Can manufacturers have strict requirements for the quality of aluminum material. Not only must the internal quality be good with optimized chemical composition, low gas and slag content, but also the material must have good deep drawing performance, low ear-making rate (material anisotropy), and small thickness tolerances, good plate shape, and excellent surface quality.
The production of aluminum cans involves over 40 processes, with the primary processes related to the performance of the aluminum strip being blanking, cup drawing, thinning and deep drawing, edge trimming, washing, external printing, internal coating, drying, necking, and flanging. The aluminum strip must have appropriate strength and good deep drawing formability to ensure smooth continuous punching, thinning and deep drawing, and to have the appropriate yield strength after baking.
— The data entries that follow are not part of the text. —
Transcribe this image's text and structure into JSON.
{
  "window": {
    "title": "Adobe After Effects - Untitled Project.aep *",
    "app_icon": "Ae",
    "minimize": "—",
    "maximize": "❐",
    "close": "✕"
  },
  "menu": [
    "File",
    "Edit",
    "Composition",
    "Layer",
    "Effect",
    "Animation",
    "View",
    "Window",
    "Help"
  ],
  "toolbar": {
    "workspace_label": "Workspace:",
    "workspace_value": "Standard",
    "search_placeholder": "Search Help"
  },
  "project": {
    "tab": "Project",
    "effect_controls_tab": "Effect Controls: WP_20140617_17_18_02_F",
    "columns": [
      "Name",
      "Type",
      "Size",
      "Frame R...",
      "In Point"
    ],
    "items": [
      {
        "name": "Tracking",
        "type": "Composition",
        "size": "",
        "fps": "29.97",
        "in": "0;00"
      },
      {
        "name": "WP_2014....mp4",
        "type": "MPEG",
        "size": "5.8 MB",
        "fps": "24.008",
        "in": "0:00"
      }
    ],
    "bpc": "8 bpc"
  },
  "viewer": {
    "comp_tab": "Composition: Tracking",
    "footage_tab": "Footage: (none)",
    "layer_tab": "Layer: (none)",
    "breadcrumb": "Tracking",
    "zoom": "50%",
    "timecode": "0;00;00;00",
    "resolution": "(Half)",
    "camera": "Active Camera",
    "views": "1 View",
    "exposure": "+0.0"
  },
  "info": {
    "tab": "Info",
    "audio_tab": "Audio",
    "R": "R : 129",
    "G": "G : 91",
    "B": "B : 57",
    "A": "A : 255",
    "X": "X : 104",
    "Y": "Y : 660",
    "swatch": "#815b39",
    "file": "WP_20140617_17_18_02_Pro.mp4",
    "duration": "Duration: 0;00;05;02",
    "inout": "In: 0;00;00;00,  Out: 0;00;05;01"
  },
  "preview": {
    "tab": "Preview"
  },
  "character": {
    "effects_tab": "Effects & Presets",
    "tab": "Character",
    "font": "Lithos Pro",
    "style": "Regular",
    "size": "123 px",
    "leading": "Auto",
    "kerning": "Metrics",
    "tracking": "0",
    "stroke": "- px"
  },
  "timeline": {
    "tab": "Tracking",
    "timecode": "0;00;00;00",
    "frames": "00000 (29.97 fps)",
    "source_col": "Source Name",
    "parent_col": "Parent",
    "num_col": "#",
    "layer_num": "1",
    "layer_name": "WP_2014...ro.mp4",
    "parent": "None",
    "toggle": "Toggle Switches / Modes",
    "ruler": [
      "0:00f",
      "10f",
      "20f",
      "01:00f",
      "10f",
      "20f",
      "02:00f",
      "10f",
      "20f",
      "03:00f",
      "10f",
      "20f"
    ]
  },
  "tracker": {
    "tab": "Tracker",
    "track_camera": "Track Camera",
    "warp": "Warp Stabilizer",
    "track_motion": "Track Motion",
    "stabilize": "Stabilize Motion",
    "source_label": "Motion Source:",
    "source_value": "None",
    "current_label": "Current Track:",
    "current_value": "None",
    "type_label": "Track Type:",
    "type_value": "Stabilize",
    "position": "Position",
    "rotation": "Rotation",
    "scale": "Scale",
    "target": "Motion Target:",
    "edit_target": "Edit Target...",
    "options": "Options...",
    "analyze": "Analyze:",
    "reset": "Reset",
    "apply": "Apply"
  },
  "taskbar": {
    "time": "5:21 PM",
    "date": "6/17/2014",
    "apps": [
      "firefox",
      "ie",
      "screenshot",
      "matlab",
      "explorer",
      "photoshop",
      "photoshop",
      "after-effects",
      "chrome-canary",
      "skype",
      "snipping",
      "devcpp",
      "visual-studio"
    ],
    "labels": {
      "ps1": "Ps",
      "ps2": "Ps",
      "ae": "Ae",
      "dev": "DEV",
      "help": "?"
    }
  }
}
During the production process of the can body, the first step is to punch the 0.25-0.30mm thick strip into round blanks with a diameter of approximately 138mm, then draw two cups by deep drawing with a diameter reduction rate of more than 50%, followed by three rounds of thinning and deep drawing, reducing the wall thickness to 0.08-0.10mm with a stretching thinning rate exceeding 65%. Since the thinning and deep drawing process puts the material in an extremely low ductility state, even tiny inclusions can cause cracking or folding. Afterwards, it is required to ensure no fractures occur during edge trimming, necking, and flanging, and the material must have good plasticity. After several rounds of baking, the axial pressure resistance and bottom pressure resistance of the can body must be ensured, with the axial pressure resistance required to be 1.35kN and the bottom pressure resistance strength of 630kPa, to ensure smooth canning and storage. Therefore, the comprehensive performance of the aluminum strip used for the can body has strict requirements, including a tensile strength of 270-310MPa, a yield strength of 250-300MPa, an elongation rate greater than 3%, and an ear-making rate less than 2%. The surface of the strip must be smooth and uniform, without obvious corrugations, oxidation, or visible defects such as inclusions, pressure marks, or spots. The thickness of the strip must be uniform, with a thickness difference within 0.005mm.
Modern cover production lines use coils, with cup punching machines having 20-24 stations and material widths of 1500-1550mm. Block sheet production lines use sheet material with widths of 850-970mm. The thickness of the cover material is 0.27mm. Currently, all the pre-coated cover material used in China is imported. Cover production first involves separately producing the base and pull-tab on two production lines, then combining them to form a composite cover. The cover material has various width specifications and even more thickness specifications, including 0.22-0.315mm, such as 0.23mm, 0.25mm, 0.27mm, 0.28mm, and 0.30mm. There are many cover manufacturing companies in China, estimated to be around 50, with production capacity exceeding 40 billion per year.